05. Legge e Grazia

05. Legge e Grazia

«Voi non siete sotto la legge, ma sotto la grazia» (Rm 6:14).

Questo studio è stato tratto dal libro “La legge di libertà” di R. Badenas, ed. AdV, Impruneta, (Fi)

Per il suo equilibrio spirituale l’uomo necessita, allo stesso tempo, della legge e della grazia, di norme che lo orientino e della possibilità di inquadrare nuovamente il fine della sua esistenza, quando smarrisce il cammino. Nessuno ha descritto questa duplice necessità in un modo tanto efficace, quanto lo ha fatto Franz Kafka nel Processo.

Questo enigmatico racconto narra della lotta di un uomo in libertà provvisoria – chiamato Josef K. – che cerca fino all’ultimo respiro, in un mondo meschino, ingiusto e corrotto, un’istanza suprema, giusta e nobile, che risolva il suo caso. Nei suoi ricorsi ai tribunali non trova nessuna soluzione. In realtà nessuno aiuta nessuno, in un mondo privo di valori, superficiale e sinistro, quello di K. La pietà della sua stessa madre, espressione della vecchiaia, suscita in lui un «sentimento vicino alla repulsione».1

L’unica cosa che tiene desta la sua volontà di lottare è il bisogno imperioso di giustizia. K. sembra presentire l’esistenza di un tribunale supremo al quale non riesce a pervenire e di cui sente l’estremo bisogno. La sua visita fortuita alla cattedrale non gli porta che scoraggiamento.

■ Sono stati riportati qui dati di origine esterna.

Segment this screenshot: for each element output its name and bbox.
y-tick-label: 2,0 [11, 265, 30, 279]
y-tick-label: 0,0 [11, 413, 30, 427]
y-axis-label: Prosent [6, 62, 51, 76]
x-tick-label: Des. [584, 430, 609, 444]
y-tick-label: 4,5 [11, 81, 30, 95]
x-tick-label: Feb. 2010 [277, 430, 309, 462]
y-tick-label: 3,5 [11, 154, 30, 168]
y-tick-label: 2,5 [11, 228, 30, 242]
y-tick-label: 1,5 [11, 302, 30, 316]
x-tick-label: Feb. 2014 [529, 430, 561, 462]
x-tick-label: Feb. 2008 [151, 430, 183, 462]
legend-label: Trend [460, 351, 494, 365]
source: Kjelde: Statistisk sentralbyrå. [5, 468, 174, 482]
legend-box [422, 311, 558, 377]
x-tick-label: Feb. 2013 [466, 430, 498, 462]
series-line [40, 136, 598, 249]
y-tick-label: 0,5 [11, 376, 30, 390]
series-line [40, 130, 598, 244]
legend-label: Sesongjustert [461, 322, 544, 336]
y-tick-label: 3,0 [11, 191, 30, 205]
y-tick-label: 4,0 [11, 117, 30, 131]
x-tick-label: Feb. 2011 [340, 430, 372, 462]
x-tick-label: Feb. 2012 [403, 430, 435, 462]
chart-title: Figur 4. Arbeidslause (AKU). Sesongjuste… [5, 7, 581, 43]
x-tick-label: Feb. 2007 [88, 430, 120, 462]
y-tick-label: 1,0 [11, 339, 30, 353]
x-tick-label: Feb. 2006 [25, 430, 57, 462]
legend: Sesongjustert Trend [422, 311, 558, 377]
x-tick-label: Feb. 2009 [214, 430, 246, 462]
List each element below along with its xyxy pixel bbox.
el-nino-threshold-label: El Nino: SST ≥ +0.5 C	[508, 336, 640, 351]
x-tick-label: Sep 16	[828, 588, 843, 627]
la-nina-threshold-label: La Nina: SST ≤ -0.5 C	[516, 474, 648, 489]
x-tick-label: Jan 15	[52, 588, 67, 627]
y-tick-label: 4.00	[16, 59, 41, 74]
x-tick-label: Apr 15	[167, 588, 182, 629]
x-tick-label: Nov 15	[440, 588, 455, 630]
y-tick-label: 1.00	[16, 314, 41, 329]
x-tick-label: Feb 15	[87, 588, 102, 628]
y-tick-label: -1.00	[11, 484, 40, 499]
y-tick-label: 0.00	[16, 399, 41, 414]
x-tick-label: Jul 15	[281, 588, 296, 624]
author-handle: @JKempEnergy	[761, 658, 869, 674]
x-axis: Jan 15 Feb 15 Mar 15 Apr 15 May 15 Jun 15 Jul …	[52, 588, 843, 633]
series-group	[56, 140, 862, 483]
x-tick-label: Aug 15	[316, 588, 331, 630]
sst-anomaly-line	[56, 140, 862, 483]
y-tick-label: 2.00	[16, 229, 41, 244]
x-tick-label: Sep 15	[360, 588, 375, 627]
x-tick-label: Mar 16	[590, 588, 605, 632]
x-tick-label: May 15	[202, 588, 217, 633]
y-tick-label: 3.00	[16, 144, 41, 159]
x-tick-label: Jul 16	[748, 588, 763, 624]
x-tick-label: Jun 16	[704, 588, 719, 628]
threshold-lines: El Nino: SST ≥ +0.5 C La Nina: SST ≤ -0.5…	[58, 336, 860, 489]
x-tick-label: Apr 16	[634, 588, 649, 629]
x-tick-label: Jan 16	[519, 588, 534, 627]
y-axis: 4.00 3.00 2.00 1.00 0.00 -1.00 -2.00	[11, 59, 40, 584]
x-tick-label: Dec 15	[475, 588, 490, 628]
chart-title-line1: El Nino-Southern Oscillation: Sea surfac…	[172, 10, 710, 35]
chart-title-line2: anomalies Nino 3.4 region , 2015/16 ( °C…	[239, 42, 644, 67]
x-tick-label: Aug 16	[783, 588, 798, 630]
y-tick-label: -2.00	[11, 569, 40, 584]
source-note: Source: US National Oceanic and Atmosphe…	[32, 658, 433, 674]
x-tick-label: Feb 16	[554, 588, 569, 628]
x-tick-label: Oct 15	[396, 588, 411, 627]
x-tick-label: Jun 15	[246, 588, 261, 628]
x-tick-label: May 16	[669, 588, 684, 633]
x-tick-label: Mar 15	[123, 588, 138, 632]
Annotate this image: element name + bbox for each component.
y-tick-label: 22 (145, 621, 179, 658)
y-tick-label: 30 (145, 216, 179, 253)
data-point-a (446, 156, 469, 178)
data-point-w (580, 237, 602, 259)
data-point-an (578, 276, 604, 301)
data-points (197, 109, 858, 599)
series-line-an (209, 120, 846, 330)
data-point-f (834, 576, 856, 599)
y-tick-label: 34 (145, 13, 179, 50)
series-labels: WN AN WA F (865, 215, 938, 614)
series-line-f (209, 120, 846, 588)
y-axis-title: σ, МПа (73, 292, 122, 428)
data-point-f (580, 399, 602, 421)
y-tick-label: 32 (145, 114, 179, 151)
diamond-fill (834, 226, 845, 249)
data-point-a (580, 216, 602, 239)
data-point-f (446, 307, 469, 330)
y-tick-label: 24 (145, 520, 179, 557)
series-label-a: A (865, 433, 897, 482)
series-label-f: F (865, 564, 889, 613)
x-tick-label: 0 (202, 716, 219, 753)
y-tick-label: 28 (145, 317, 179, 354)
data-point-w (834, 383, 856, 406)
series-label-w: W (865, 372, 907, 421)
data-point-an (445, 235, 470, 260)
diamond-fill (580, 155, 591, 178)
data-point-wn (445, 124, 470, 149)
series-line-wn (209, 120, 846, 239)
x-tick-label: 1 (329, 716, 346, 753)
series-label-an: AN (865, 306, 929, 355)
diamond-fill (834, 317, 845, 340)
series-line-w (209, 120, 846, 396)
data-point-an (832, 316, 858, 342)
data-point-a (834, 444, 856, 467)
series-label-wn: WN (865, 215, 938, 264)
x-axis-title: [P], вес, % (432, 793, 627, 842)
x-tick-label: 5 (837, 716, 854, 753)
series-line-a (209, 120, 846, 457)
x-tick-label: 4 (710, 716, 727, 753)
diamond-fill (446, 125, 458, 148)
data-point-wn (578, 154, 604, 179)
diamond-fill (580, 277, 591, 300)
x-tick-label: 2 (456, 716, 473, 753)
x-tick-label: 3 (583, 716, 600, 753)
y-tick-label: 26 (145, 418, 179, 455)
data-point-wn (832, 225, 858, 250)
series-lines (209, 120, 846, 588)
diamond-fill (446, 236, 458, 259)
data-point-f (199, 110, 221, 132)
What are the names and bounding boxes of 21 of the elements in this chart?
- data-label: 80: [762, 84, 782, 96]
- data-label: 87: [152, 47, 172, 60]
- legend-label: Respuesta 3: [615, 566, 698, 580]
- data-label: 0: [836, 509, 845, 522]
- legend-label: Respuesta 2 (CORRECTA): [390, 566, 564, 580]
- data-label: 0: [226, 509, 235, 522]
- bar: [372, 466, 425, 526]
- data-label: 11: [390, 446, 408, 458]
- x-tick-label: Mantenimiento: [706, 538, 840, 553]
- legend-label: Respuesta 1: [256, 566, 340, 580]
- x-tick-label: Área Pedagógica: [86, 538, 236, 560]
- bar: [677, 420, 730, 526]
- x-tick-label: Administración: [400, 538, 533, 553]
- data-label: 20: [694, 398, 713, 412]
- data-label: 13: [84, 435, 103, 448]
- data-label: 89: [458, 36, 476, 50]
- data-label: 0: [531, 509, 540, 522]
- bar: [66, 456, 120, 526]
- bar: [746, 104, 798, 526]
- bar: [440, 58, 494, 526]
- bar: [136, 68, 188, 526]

La buona fede del cappellano del carcere non era in discussione, ma nonostante questo, la sua predicazione non offriva alcuna via d’uscita.2

La sua strana parabola del contadino immobilizzato davanti a una misteriosa porta aperta, sottolinea la difficoltà che ha l’essere umano a trovare da solo l’uscita dai suoi problemi, nonostante che nessuno lo ostacolasse realmente. Una sentinella sembrava impedirne l’entrata, ma in realtà «si eclissò, davanti alla porta, aperta come sempre».3 Se l’uomo non cerca di entrare, non può prendersela con nessuno. Gli ostacoli che gl’impediscono di penetrare nell’ambito misterioso della legge, sono dovuti alla sua immaginazione o ai suoi timori. L’accesso gli sarebbe consentito. Il desiderio di addentrarsi in quell’affascinante luogo si accompagna a un’indecisione che sfiora la complicità. Paradossalmente, entrambi gli impulsi si rafforzano tra di loro. Comunque, l’uomo non arriva a confrontarsi con la legge, né con la luce che brilla al di là di essa.4

Anche K. desidera farsi avanti. Ma egli ignora se il giudizio lo assolverà o lo condannerà; per questo differisce costantemente la sua comparizione, con reticenze e pretesti privi di fondamento, che lo chiudono in un tunnel senza uscita di confusione e di dubbi, sospeso tra verità e menzogna, reale e immaginario.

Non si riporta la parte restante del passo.